The tragedy became a household subject after US journalist Jon Krakauer, who was sent by Outside magazine to cover the Everest expedition led by New Zealand climber Robert Hall's Adventure Consultants agency, wrote a book. 'Into Thin Air', a 'personal account' by Krakauer, became a bestseller and was made into a film.

Of the people who managed to reach the peak May 10 from Nepal, only four survived.

Besides Krakauer, they were Anatoli Boukreev, a Russian guide with Mountain Madness, the agency's high-profile client socialite-cum-journalist Sandy Hill Pittman, and Gau, the 47-year-old leader of the Taiwanese expedition.

Krakauer's book comes down heavily on all three, portraying Boukreev as not caring for the safety of his clients, Pittman as being a selfish social climber, and Gau as a slow climber who delayed others, was callous about the death of his teammate the previous day and broke his promise that he would not attempt the summit May 10.

Dogged by the accusations, a troubled Gau made a documentary along with a Japanese journalist, in which he presents his version of the tragedy.

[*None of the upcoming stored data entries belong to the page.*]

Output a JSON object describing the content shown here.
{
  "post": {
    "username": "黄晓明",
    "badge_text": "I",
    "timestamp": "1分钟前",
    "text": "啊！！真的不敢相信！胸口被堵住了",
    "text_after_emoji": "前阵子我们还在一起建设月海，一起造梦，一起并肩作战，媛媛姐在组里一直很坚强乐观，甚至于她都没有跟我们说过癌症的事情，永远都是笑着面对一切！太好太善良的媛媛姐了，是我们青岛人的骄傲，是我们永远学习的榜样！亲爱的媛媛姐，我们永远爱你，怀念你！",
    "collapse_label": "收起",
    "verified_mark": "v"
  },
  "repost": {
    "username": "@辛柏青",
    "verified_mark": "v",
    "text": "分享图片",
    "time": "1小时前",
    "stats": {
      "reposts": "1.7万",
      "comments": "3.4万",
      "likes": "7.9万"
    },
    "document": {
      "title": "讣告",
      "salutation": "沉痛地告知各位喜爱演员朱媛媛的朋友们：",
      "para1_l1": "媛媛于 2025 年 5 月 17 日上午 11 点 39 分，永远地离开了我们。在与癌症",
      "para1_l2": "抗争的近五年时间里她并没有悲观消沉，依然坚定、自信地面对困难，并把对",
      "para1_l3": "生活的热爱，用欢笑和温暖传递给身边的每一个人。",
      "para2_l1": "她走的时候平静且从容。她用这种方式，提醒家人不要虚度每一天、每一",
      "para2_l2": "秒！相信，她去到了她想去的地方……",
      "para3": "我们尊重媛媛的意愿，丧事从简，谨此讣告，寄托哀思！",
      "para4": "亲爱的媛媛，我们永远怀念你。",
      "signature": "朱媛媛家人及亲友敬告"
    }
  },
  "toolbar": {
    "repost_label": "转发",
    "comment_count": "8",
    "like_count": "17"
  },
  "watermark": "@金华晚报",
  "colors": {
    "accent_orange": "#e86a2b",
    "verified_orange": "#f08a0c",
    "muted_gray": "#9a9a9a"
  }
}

'Prayer Flags' depicts the disaster as having resulted due to the greed of western commercial mountaineering agencies that applied for a climbing permit much later and bullied and bribed to get the permission, causing overcrowding on the mountain.

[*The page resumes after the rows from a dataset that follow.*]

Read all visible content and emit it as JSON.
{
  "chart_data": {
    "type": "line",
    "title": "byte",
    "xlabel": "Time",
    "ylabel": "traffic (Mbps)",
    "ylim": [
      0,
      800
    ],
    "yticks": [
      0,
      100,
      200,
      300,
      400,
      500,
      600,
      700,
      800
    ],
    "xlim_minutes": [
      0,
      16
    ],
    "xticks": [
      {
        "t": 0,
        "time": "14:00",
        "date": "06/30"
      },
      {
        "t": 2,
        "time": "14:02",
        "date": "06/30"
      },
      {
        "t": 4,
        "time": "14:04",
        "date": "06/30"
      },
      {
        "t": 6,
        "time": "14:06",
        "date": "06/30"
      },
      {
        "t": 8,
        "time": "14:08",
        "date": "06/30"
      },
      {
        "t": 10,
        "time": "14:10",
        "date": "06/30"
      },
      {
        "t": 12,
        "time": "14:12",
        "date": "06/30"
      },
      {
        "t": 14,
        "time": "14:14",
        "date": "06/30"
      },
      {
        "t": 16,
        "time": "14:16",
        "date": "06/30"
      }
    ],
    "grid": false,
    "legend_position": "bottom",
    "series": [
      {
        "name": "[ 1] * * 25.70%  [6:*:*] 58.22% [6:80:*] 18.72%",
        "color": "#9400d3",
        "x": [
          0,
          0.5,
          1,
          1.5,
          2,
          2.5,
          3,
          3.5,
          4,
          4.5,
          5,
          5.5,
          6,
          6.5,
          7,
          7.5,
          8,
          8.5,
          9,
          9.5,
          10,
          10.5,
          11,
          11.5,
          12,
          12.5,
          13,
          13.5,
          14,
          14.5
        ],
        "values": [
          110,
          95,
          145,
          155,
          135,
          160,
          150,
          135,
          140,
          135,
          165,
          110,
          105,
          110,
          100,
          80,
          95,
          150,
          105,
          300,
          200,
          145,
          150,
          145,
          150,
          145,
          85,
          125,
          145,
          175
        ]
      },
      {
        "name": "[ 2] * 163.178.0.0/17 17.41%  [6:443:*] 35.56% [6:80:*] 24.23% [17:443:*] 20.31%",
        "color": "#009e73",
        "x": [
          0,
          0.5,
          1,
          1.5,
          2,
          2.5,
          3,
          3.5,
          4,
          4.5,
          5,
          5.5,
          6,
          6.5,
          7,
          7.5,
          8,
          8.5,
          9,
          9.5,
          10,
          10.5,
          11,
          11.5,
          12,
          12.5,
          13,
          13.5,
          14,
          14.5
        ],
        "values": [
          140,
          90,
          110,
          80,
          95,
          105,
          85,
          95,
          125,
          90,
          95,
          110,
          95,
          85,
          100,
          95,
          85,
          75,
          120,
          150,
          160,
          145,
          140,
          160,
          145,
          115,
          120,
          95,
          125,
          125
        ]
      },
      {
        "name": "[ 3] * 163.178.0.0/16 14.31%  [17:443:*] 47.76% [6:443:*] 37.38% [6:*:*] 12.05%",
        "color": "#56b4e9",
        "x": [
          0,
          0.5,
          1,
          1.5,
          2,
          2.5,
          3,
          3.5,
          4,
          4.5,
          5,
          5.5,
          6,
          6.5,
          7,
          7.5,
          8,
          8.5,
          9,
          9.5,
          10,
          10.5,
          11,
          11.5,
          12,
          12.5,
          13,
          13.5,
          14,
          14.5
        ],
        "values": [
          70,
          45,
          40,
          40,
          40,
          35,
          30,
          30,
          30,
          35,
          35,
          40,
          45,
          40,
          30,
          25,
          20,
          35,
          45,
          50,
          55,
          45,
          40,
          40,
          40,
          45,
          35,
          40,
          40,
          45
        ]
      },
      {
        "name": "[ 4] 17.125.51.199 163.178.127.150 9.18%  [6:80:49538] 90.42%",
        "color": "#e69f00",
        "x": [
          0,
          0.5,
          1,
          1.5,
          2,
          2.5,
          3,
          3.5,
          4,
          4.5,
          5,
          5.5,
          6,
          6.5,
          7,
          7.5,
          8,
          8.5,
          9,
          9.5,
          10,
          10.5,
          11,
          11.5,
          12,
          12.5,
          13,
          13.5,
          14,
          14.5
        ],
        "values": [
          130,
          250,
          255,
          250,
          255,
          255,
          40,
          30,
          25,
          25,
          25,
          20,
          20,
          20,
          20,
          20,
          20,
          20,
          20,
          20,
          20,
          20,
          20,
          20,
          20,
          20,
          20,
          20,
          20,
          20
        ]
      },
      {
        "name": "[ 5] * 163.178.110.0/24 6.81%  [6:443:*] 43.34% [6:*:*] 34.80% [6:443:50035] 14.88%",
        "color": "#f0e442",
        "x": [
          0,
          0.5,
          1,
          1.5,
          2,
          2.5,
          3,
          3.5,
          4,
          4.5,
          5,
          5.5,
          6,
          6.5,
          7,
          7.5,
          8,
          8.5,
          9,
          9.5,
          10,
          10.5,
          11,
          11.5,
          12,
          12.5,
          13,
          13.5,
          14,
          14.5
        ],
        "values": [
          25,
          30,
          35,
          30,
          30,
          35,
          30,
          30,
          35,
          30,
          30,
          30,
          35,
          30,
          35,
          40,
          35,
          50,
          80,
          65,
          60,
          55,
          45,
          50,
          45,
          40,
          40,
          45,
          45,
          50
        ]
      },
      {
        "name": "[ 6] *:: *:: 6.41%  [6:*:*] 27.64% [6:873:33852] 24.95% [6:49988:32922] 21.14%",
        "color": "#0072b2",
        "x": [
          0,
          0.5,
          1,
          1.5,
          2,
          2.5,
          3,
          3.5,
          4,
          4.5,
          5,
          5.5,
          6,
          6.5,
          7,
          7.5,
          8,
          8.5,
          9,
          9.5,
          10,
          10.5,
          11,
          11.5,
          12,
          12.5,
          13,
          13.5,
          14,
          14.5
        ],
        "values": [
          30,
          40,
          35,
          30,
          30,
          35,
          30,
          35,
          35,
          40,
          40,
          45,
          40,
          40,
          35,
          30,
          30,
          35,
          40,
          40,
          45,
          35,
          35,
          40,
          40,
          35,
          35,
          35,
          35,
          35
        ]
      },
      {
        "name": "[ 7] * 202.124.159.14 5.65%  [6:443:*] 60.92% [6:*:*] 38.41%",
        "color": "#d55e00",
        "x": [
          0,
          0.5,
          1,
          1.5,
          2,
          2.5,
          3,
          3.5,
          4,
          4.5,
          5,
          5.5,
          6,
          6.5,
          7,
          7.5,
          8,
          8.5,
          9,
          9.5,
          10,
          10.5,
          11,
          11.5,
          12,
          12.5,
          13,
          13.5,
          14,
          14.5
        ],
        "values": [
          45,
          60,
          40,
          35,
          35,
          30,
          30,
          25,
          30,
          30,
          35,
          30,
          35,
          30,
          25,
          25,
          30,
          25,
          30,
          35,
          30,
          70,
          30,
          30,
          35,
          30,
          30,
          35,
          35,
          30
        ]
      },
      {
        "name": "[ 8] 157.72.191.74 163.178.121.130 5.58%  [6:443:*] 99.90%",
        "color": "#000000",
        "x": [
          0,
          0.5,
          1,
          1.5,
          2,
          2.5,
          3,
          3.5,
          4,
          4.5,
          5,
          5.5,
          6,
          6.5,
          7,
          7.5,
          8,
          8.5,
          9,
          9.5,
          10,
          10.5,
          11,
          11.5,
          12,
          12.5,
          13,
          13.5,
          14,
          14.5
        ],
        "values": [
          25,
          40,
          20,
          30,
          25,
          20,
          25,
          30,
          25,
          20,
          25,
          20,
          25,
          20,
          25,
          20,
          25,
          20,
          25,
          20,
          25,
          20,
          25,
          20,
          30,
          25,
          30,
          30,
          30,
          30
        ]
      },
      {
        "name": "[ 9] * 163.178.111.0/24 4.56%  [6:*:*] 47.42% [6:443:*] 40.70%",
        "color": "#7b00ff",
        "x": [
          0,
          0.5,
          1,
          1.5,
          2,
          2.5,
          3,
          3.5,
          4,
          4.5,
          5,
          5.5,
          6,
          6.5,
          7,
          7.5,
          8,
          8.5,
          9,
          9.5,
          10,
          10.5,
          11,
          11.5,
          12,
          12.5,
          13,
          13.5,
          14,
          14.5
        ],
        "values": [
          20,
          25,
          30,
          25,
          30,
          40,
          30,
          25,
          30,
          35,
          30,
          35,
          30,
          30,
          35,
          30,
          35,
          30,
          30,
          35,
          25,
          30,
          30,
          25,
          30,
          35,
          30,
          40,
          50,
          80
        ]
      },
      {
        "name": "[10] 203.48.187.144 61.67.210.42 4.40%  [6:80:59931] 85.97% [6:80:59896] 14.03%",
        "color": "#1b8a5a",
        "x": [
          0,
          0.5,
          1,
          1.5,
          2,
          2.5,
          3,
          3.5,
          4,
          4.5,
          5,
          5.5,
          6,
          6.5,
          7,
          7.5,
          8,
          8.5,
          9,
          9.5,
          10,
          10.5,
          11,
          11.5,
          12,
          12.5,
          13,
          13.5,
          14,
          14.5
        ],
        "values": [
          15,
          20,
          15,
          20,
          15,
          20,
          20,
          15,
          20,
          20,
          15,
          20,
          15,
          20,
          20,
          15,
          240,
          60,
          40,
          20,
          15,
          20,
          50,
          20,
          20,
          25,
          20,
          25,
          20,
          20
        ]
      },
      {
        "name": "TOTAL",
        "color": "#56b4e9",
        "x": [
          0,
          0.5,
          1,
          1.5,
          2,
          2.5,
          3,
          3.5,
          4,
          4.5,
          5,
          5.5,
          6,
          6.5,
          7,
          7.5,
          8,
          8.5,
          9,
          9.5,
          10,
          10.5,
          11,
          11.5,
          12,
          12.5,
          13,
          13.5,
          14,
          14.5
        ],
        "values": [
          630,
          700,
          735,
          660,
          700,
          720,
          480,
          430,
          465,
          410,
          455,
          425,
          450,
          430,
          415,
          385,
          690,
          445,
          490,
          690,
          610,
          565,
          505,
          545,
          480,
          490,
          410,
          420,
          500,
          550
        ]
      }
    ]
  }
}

Gau, who came to Kathmandu last year to release 'Prayer Flags', told IANS that many events in Krakauer's book were biased, did not jell and were contradictory.

'Krakauer never spoke to me about the incident,' he had said. 'And the depiction of the Taiwanese team as incompetent and jeopardising the other climbers is wrong and biased.'

Now, 11 years after the tragedy, Gau, who had to rebuild his life as well as face and body with extensive plastic surgery, is readying to return to the killer mountain.

In 2008, when China hosts the Olympic Games, the sports event will be kicked off with a spectacular torch relay that will end on Mt. Everest. Beijing is training two teams for the gruelling event. One of the teams is to be led by survivor Gau.